Consider how the MedCalc software calculates how to select or drop characteristics for logistic regression (https://www.medcalc.org/manual/logistic_regression.php). The program will quantify the whether or not the variable is valuable based on the regression coefficient and drop potential features if the regession coefficient is not statistically significant (P < 0.05).

I believe for any problem, one should consider the context for their problem and their dataset in order to select what variables they would want to include in their model. For a dataset with 10,000 entries, a variable with 10 observations probably would not be a statistically significant feature, but for a dataset with less than 300 entries, a variable with 10 entries may give your model a notable increase in your confidence level.

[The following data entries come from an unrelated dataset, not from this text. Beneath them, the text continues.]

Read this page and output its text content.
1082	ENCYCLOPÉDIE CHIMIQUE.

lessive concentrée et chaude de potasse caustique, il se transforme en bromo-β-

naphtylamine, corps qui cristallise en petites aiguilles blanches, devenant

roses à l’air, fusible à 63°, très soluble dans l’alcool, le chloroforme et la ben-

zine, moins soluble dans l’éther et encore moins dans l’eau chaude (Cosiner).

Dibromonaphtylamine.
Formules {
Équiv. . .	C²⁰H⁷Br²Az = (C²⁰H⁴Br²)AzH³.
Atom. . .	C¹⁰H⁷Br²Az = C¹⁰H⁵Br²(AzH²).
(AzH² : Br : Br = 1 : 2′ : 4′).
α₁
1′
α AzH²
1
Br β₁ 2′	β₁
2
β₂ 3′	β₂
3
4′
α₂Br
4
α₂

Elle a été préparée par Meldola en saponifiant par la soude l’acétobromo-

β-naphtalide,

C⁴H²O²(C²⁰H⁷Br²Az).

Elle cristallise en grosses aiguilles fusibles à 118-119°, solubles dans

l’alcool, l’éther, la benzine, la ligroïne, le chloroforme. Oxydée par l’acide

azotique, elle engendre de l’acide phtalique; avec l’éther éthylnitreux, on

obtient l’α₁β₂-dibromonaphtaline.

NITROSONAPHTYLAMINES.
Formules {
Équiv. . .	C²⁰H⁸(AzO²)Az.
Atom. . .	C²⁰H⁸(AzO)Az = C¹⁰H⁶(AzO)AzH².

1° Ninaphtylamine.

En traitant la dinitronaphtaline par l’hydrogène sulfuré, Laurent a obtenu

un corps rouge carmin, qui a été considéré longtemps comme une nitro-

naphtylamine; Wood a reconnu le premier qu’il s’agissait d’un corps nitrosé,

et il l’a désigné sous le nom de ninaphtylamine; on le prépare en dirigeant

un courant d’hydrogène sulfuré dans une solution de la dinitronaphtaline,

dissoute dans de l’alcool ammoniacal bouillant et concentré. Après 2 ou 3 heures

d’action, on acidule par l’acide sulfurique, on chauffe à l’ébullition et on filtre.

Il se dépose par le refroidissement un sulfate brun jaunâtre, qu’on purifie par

Ultimately, feature selection remains an important part of a model and sometimes a feature must be either engineered or selected arbitrarily. Investigation and deep consideration for model features is so important to a model's success, and can be the difference between a mediocre model and a 'good' model.

Hello World?

Posted on 01/03/2020

Hi! Welcome to my website. In an effort to aid my journey in Data Science, I've created this website and hosted it on Github, which thankfully, is free. My goal with this website is to document my experiences learning data science and to have a homepage that I can show people who are interested in data science as well as to aid in my job search. Eventually, I would also like to start uploading guides and tutorials to both assist with my own understanding of topics, as well as to help future data science students.